Google's OnHub Is First WiFi Router To Support IFTTT (theverge.com)
An anonymous reader writes: The first router to feature IFTTT support is Google OnHub. IFTTT is an abbreviation of "If This Then That," a free web-based service that can allow users to create "recipes," which are triggered based on changes to other web services such as Gmail, Facebook, Instagram, etc. OnHub's smart features can now connect to the 300-plus programs and apps supported by IFTTT. Google provides some examples in its blog post. For example, you can automatically prioritize Wi-Fi to your Chromecast when it connects to your OnHub network after you plug it in to start binge watching your favorite TV show, or to your Nest Cam when it senses motion or sound after you've exhausted yourself from said binge watching and passed-out on your couch. There's a friendly little video Google put together to explain the feature in detail.
automatically prioritize Wi-Fi to your Chromecast when it connects to your OnHub network after you plug it in
Or you could just leave it always-prioritized, and still have the same end result. Unplugged devices don't use much bandwidth.
I've seen occasional questions about IFTTT security issues (link, link, link), but nothing that isn't theoretical or speculative. Seems like there are a lot of avenues for compromising your network security and privacy. I'd love to see some hard facts about IFTTT security.
Building Better Software
Actual networking can't be monetized. Selling your QoS decisions to third parties, however, reveals what services you use.
IPv6? Really? This is 2016: I've had dirt-cheap routers with IPv6 support since forever.
This is the same IFTTT that was a total dick to Pinboard.

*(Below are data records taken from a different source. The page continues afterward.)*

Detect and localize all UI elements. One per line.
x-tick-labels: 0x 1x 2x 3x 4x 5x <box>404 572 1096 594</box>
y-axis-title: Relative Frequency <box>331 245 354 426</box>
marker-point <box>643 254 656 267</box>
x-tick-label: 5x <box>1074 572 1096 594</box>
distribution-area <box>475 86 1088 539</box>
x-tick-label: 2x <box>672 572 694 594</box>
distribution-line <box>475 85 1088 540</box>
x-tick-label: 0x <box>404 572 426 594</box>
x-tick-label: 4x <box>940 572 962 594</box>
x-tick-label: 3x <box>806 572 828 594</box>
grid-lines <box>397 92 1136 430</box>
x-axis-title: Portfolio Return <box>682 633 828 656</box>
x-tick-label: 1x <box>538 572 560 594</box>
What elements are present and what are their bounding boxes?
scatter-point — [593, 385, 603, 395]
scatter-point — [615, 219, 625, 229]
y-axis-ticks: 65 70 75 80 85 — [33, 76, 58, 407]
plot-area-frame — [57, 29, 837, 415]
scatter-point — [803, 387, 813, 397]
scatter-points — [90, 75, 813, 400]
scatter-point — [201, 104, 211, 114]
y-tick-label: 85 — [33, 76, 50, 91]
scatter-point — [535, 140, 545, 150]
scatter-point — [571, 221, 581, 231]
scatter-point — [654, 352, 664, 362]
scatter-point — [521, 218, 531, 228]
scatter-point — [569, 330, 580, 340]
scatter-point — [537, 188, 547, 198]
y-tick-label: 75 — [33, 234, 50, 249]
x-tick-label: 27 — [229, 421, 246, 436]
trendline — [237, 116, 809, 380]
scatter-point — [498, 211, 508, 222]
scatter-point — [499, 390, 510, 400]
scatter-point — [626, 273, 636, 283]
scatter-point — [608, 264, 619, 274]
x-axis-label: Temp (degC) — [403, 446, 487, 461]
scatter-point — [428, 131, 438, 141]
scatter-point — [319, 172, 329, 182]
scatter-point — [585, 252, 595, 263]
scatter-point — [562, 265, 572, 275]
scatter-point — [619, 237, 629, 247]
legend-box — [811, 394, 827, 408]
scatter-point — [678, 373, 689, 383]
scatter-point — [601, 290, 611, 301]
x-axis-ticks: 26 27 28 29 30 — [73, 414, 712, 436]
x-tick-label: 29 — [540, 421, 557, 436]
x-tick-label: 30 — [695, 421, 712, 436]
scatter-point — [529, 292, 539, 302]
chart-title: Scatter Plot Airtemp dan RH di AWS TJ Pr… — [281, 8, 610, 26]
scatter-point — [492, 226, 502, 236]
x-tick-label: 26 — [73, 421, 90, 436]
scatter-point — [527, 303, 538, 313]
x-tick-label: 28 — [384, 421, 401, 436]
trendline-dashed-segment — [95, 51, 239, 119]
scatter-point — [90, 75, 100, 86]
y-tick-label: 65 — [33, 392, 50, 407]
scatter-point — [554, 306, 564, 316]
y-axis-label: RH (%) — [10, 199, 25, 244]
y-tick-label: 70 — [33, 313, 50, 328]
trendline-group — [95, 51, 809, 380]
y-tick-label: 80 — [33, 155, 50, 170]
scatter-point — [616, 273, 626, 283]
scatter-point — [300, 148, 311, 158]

https://blog.pinboard.in/2016/03/my_heroic_and_lazy_stand_against_ifttt/
Covered on Slashdot back on May 29
Right before they abandon it as no longer interesting to the company while leaving everyone with a worthless product because it's cloud dependent, i.e. cannot function without the cloud.
Sure, let's give more programming power to non-programmers. As if the regular router config options are not already complicated enough for an average person to completely screw things up if they don't know what they are doing. Now you can shoot yourself in the foot in one line or less! Also, I can't wait for IFTTT worms.
Revolv http://www.businessinsider.com...
There are others, you are perfectly capable of finding them. Don't be a fool. Google abandons products all the time, at least one major product every year that people have depended on.
Soon, it will be unusual to stray outside Google, Amazon, Facebook, eBay etc. unless you are fairly nerdy. This kind of 'product' will keep you where you are 'supposed to be'. As a friend of mine said a couple of years ago 'I used to surf the internet, now I visit sites'. Enough already.
On y va, qui mal y pense!
IPv6? Really? This is 2016: I've had dirt-cheap routers with IPv6 support since forever.
And has actually been used in the home router market since practically never. I would guess that 99.9% of the router buyers out there wouldn't know IPv6 it it bit 'em in the butt. For the remaining .1%, they're not buying this router anyway.
When he leaves, the door locks behind him -- because he disconnects. Unless his router has a range of a mile, like many around here. Oh, and so when his phone disconnects from the network, his front door deadbolts -- even if it's wide open, in the middle of a party, when he turns off his phone, or has a connectivity blip.
If this then that. "this". In real life, "this" is a multi-faceted, intelligence-driven scenario. A recipe uses ingredients to create a product. "this" is a scenario during which to take action. A "scenario" is as complicated as, oh I don't know, every legal agreement that's ever been used to define anything.
That's what legal agreements are -- A pays B N dollars is the easy part, but when? Ten pages of scenario descriptions and exceptions and how to observe said scenarios.
If Bob's phone disconnects from the network, when the front door is closed, and no one else is connected, and the lights aren't on, and Bob's phone first connected to the tiny network at the end of the driveway, and Bob isn't gardening today -- I guess his garden spade isn't connected to the network, or is connected to the network in the shed...
FIguring out if Bob is still home, when "being home" includes the garden, and the garage, but not the neighbour's house, and not the road hockey game, ain't as simple as a network connection. And it's certainly not as simple as a spotty network connection.
I sure home Bob's party doesn't run out of ice, forcing him to run out to the store to buy a bag, and wind up locking his party guests in his house. Sounds like false imprisonment to me.